水里的人在寻找另外两条小船。它们当中准有一条会来营救他们。
可是,跟他们一样,另外两条船也在危难中。在三副的捕鲸艇上,大个子鱼叉手吉姆逊一叉命中鲸鱼的要害。被鱼叉击中的鲸鱼朝它的敌人发起猛攻。它潜进水里,然后,在船底下冲上来,把小船掀到6米多高的空中。
刹时间,空中到处是飞舞的胳膊大腿,小船上的人从6米多的高空被抛出来,落入大海。接着,大公鲸又狂怒地用尾巴把小船抽得粉碎。
大公鲸游走了。但转眼间它又卷土重来,把漂在水面上的木头嘎吱嘎吱地嚼成碎片。
剩下的最后一条小船划过来打捞幸存者。那帮巨公鲸大发雷霆,它们不断地围着水手们转圈儿。幸亏吉星高照,所有的人都得救了。
三条小船的人都坐在一条小船上,这条船自然很挤,继续追捕鲸鱼根本就不可能了。

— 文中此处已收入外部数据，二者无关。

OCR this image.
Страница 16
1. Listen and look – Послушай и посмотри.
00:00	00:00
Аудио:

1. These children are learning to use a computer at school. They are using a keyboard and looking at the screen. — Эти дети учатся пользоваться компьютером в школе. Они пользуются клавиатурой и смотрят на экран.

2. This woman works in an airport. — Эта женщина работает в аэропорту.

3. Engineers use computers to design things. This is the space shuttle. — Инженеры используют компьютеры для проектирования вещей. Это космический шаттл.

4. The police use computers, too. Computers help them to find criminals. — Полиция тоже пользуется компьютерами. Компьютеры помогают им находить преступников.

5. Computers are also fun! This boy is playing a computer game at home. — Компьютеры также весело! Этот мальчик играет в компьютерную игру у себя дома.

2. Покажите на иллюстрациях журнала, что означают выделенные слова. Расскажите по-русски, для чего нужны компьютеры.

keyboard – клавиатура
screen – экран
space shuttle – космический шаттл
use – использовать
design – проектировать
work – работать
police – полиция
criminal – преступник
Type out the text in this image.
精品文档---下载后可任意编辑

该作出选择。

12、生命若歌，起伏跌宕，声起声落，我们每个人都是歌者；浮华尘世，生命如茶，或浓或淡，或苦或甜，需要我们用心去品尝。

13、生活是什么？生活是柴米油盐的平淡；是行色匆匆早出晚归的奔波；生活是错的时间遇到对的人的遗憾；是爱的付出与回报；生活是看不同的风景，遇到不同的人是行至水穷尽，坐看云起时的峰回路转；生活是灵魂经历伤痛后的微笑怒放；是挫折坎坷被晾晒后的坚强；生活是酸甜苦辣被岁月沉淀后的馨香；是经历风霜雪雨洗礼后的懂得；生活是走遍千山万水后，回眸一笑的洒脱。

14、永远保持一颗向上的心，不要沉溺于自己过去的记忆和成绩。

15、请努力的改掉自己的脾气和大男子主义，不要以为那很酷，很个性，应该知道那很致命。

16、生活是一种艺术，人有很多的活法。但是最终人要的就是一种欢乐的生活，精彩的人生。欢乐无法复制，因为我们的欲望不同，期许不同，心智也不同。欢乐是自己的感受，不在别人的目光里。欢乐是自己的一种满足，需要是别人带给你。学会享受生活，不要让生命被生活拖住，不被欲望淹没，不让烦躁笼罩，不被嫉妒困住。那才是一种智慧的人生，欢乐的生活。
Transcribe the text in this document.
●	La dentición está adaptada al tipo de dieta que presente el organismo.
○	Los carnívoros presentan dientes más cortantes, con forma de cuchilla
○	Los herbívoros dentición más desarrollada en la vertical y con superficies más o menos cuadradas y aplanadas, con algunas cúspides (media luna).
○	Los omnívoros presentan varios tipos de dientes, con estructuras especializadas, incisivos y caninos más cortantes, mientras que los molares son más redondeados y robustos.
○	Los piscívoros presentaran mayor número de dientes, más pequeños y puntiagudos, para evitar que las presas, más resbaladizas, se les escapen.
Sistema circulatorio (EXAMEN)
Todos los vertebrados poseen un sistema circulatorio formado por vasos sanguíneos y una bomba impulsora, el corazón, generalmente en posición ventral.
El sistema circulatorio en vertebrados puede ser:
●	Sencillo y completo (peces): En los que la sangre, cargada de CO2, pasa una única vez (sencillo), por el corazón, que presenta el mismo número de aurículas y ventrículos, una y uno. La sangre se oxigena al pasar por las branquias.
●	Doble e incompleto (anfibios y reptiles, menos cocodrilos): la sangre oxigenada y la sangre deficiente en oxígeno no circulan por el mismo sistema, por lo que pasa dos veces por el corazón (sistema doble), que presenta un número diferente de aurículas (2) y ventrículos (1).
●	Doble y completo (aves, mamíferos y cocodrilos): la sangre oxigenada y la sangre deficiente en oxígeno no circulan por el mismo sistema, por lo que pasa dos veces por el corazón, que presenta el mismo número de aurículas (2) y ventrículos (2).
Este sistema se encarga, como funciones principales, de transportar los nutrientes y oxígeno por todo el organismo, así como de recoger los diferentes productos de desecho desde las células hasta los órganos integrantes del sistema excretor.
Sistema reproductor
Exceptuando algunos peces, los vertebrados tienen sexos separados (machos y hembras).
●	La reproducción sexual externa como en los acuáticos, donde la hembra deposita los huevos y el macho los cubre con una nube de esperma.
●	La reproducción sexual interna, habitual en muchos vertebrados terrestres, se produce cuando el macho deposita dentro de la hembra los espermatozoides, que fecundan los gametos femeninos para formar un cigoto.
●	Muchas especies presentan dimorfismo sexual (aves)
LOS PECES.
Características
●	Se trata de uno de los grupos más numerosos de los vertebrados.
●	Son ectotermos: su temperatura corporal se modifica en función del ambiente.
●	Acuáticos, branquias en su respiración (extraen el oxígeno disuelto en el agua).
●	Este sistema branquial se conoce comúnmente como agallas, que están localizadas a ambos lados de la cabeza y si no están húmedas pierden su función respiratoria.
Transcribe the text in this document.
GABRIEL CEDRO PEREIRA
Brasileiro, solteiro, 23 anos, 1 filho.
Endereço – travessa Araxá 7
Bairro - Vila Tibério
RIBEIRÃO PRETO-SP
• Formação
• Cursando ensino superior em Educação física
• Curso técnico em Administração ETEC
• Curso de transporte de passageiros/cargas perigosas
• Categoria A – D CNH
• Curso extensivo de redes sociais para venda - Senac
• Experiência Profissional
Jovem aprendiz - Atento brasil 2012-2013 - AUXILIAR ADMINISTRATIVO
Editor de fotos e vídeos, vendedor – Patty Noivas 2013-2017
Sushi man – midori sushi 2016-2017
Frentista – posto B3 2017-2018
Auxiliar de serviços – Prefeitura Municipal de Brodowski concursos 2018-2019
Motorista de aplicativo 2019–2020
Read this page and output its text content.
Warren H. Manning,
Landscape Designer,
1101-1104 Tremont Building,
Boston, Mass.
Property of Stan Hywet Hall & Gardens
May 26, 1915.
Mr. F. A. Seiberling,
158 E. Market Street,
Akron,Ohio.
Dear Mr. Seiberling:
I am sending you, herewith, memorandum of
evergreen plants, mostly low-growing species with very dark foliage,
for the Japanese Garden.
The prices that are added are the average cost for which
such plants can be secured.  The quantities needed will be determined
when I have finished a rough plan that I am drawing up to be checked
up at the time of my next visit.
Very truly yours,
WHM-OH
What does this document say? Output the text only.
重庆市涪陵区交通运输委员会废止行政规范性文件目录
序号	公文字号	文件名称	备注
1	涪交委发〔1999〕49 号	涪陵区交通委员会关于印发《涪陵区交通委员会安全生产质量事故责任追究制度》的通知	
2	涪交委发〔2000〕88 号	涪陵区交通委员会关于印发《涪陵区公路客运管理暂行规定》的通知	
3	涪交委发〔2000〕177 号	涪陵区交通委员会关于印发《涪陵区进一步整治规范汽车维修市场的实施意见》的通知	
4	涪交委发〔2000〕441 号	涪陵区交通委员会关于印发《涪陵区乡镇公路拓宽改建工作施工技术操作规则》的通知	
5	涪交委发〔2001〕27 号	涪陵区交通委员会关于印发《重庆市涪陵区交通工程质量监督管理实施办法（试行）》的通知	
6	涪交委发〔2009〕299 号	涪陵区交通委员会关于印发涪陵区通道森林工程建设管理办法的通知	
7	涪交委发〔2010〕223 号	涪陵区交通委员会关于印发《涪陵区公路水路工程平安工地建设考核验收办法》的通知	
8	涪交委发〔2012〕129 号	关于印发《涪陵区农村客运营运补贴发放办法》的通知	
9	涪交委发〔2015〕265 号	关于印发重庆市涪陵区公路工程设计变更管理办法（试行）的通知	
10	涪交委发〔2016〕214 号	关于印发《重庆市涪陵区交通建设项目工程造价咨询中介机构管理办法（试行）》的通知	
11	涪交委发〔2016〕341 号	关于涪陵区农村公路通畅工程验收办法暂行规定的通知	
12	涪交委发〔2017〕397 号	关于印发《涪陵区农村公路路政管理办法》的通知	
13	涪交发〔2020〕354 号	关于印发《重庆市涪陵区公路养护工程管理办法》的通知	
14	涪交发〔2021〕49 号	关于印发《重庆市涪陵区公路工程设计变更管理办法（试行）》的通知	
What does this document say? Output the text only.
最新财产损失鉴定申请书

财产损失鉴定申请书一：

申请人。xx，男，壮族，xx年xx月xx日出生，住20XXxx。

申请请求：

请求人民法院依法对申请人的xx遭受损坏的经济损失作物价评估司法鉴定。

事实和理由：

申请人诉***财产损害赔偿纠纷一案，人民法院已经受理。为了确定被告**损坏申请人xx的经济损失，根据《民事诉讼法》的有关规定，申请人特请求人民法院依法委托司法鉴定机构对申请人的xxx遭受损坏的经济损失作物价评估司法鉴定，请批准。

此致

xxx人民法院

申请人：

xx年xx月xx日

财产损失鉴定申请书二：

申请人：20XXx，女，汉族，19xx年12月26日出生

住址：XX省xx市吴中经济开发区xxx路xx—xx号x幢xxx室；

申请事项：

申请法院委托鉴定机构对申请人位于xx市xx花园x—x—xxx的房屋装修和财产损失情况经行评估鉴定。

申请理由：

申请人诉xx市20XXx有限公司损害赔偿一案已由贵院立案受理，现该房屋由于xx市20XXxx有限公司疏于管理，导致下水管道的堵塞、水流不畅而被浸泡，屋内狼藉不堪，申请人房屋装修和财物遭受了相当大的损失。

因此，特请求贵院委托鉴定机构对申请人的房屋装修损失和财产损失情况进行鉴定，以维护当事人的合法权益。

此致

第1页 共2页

小船艰难缓慢地朝大船划去,由于满载,小船的吃水线离船舷边只有两三厘米。被惹恼了的鲸鱼一直跟在船边。它们的尾鳍拍击着水面,溅起高高的水花。它们一次又一次潜下船底,小船上的人屏住呼吸,等着再次被掀上高空。
他们总算回到大船的甲板上了,那条形单影只的捕鲸艇也已晃晃荡荡地挂在吊艇架上。水手们终于能宽慰地松一口气了。
可惜好景不长。鲸鱼们没有游走,相反,它们开始威胁杀人鲸号。它们围着船,怒气冲冲地游了一圈又一圈,尾巴甩来甩去,擦着龙骨,把船身抽得震天价响。
“迎风扬帆!”二副下令,“咱们离开这儿,快!”
帆鼓满了风,船在前进。对于一条三桅帆船来说,杀人鲸号行驶的速度够高的了,但仍然不够。以它每小时18公里的航速是不足以摆脱它的敌人的,鲸鱼每小时能轻而易举地游36公里多呢。突然,船尾传来什么东西碎裂的声音。转动舵盘通常是要费点儿力气的,可现在,它却在舵手的手里缓缓空转起来。三副布朗跑到船尾去看什么东西被毁坏了。
“方向舵!”他惊叫起来,“它没了。有条鲸鱼把它给咬掉了,这帮畜生!”
没有了方向舵,船就偏离航向了。船帆劈劈啪啪地打在桅杆上,帆桁猛烈地敲击着桅杆。杀人鲸号只能随风飘荡,在浪涛中缓慢地不死不活地摇晃。
这时,它仿佛成了釜底游鱼,只能任凭那群海中强盗摆布。余下的问题只是,哪一条鲸鱼将给它以最后一击。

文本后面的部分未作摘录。